Parlamentoyu kapatmak da, parlamentoyu bombalamak da, parlamentoyu işlevsizleştirmek de, yerel halk iradesi doğrultusunda oluşan belediyelerin yönetimine el koyarak kayyum atamak da, yalnızca darbecilere özgü yöntemlerdir. Darbeyle mücadele; darbeci yöntemleri meşru kılmaz.

12 Eylül darbesinin 39. yılında 12 Eylülcülerin kendileri mezarda, fikirleri iktidardadır.

Unutulmamalıdır ki, 12 Eylül Cuntasının ülke yönetimine el koyduğu dönemde idam edilenler bugün aramızda olmasa da, milyonlarca insanın kalbine gömülürken, Kenan Evren ve diğer cuntacılar halkın ve emekçilerin vicdanında yargılanmış, tarihin çöp sepetindeki yerlerini çoktan almışlardır!.

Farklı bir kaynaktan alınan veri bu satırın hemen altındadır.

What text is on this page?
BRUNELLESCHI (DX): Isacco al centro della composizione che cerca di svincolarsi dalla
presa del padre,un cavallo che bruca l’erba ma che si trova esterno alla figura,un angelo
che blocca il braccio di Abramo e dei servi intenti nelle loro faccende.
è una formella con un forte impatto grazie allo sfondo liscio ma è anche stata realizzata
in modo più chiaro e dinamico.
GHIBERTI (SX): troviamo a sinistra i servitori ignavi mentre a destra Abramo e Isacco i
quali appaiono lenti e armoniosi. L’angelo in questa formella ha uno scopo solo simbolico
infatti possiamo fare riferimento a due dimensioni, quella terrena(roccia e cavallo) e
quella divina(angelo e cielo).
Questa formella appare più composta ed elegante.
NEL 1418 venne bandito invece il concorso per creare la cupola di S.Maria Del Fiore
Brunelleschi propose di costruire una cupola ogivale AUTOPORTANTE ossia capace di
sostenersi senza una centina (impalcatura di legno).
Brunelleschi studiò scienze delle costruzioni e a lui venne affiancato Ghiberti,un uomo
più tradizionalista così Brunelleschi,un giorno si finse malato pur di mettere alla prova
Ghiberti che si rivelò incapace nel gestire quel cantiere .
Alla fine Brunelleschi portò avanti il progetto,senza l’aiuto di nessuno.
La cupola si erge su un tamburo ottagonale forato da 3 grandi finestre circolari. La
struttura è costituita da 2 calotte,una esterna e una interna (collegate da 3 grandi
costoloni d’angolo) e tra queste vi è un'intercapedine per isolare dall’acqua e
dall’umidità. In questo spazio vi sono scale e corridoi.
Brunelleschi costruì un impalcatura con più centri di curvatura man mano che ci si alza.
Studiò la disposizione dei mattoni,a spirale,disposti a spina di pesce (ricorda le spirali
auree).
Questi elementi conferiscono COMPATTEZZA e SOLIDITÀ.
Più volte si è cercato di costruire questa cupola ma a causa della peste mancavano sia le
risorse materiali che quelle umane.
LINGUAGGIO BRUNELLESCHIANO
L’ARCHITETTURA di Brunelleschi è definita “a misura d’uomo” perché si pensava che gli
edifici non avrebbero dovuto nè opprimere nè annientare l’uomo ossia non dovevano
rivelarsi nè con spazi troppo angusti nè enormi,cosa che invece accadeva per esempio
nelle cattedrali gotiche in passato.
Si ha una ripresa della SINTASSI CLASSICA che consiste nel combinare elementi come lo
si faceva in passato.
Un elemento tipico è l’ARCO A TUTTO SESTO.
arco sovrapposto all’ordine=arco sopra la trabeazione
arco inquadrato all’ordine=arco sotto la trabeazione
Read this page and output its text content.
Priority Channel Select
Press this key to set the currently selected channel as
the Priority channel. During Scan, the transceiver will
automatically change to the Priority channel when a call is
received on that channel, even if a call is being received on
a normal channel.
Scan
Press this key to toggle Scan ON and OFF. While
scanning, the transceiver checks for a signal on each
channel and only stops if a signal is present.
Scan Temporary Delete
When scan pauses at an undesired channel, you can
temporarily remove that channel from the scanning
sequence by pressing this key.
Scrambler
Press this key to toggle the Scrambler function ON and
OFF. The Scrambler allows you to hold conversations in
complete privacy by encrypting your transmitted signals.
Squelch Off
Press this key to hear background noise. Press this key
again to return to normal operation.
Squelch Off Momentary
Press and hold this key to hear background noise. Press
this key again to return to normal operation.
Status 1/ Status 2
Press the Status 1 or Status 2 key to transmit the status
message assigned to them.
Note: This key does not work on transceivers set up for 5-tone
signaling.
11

Biz bugün bu toprakların insanları olarak, özgürlük, eşitlik, demokrasi, barış ve kardeşlik mücadelemizi; mevcut siyasal iktidara karşı, toplumsal muhalefet içerisinde, demokrasi mücadelesi verenlerle yan yana, omuz omuza birlikte vermeye devam edeceğiz….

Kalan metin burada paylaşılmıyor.